有人认为他在看一个不会回来的爱人,因为他曾有过一段刻骨铭心、却遗憾错过的爱情;有人觉得他在看他自己,那个被红尘湮没、面目全非的自己;有人猜测他其实什么也没看,他早已被时间的孟婆汤泡得忘却了所有,不管是爱情,自己,还是别的什么,通通不过是虚无的“相”,终须抛下,方得解脱……
就是这样一张引人无限遐想的脸,美丽只是它最浅薄的优点,姚雪澄毫不意外,阿流可以凭借这张脸颠倒众生,令每个人都目不转睛,获得一个只属于他们的故事。
姚雪澄一直都知道的,不管他是叫金枕流,还是阿流,是死,抑或生,他都在电影里,在戏里,在一个个故事里。
而这就是演员。
姚雪澄难以抑制地热泪盈眶,却说不清楚自己哭什么。等到整出戏演完,剧场响起零落的掌声,倒不是大家不喜欢这出戏,是剧院本来观众就少,阿流演出的事也是临时起意,根本来不及宣传。
听着那些掌声,姚雪澄更下定决心,他一定要让更多人看到阿流,让掌声响彻云霄。
“怎么样?是不是很……”
爱丽把手机屏幕转过来,面对自己,正要问他看戏的感想,却见屏幕那头的姚雪澄不知何时戴上了墨镜,活像哪家黑帮的少当家,想说的话顿时吓得吞回了肚子。
黑衣人与白月光
阿流下了台,从表情古怪的爱丽拿回自己的手机,还没来得及看一眼手机里面的姚雪澄,就以从未有过的小心翼翼,端着这台手机,匆匆回到后台化妆间。
门刚关上,阿流就迫不及待地要问姚雪澄感想,却和爱丽一样,先被他的墨镜造型震慑,半晌才似笑非笑说:“大晚上的戴什么墨镜啊,姚总?s黑衣人么?”
姚雪澄嘴硬:“喜欢就戴了,不行吗?”
“行,太行了,我们姚总这么帅,再适合墨镜不过了,”阿流笑嘻嘻道,“看得我都硬了。
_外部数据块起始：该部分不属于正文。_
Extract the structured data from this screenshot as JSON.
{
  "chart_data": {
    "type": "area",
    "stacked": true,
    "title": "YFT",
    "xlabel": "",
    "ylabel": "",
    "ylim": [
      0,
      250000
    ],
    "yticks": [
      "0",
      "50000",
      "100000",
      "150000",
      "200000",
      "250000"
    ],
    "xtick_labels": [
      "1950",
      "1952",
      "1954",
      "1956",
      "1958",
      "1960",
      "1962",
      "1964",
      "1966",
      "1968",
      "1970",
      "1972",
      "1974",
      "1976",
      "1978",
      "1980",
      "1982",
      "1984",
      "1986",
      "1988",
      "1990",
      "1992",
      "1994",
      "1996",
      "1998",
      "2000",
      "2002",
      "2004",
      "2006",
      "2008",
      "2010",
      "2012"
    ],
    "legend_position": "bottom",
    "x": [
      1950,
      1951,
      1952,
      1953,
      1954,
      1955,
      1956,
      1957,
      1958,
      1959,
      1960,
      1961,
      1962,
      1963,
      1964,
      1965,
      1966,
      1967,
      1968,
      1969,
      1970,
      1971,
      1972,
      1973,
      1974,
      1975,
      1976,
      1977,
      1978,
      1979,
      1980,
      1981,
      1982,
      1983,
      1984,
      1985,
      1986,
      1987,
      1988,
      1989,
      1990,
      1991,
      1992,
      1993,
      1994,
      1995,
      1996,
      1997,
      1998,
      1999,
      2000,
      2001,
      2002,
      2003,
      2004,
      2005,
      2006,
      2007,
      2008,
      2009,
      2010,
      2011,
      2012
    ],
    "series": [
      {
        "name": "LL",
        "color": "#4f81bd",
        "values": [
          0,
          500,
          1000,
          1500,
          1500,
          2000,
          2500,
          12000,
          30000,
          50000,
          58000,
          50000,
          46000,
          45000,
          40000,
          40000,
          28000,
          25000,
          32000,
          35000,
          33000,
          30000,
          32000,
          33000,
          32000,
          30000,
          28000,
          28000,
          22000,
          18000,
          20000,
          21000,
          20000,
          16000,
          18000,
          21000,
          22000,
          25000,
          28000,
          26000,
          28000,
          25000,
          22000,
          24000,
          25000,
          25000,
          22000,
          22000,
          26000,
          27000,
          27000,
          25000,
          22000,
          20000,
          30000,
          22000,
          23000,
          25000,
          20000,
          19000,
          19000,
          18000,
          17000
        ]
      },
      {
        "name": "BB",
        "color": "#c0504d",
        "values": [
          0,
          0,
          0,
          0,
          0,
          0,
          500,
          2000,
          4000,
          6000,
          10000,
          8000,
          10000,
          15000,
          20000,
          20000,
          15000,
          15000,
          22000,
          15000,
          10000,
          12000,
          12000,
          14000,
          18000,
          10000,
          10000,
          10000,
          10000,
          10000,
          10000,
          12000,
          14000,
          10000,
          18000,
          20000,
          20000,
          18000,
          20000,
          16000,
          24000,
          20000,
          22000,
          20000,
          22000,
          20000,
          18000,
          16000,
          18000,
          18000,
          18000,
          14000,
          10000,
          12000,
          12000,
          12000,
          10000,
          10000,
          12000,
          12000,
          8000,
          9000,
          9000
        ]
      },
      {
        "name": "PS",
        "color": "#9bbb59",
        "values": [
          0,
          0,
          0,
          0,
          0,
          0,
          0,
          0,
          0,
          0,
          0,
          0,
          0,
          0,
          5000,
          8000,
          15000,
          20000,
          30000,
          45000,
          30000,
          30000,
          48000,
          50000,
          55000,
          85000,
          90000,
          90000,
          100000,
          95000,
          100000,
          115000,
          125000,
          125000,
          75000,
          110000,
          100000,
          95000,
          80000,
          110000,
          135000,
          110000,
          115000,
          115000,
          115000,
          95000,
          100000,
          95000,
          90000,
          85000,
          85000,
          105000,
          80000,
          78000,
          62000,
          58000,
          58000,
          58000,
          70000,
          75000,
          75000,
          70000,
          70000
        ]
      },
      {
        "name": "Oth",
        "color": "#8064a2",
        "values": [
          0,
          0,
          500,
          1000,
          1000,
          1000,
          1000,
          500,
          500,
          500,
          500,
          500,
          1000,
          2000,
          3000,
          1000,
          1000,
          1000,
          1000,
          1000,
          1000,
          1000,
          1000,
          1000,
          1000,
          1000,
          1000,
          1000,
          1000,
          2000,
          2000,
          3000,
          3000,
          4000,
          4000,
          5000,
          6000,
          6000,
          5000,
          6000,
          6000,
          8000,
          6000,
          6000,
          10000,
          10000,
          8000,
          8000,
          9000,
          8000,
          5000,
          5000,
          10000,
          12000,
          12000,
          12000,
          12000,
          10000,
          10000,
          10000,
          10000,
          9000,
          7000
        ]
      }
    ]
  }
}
”
突如其来的粗话让姚雪澄明显哽住,阿流暗笑得不行,心说这人还是这么不经逗,太好玩了。
谁知姚雪澄缓了一会,清凌凌道:“是么,我怎么没看出来?”
“嗯?”阿流声音忽然沉下去,“要看吗?”
这下姚雪澄是真招架不住了:“你疯了?!”
阿流很委屈:“是你不相信,我才想证明给你看啊,怎么还怪我?”他还是留了一手的,没告诉姚雪澄,其实只要看着他,硬起来是很容易的,姚雪澄不在时,他经常靠他的照片视频寻开心,不然姚雪澄更加方寸大乱。
闹了一会儿,阿流终于想起正事,飞快地问姚雪澄感觉怎么样,问完才惊觉自己竟然有点紧张,多年没有正经演戏,实在怕听到些打击的话,潜意识又默认被打击才是应该,百般情绪,最后只是变成一丝笑挂在嘴边,催促姚雪澄赶快作答。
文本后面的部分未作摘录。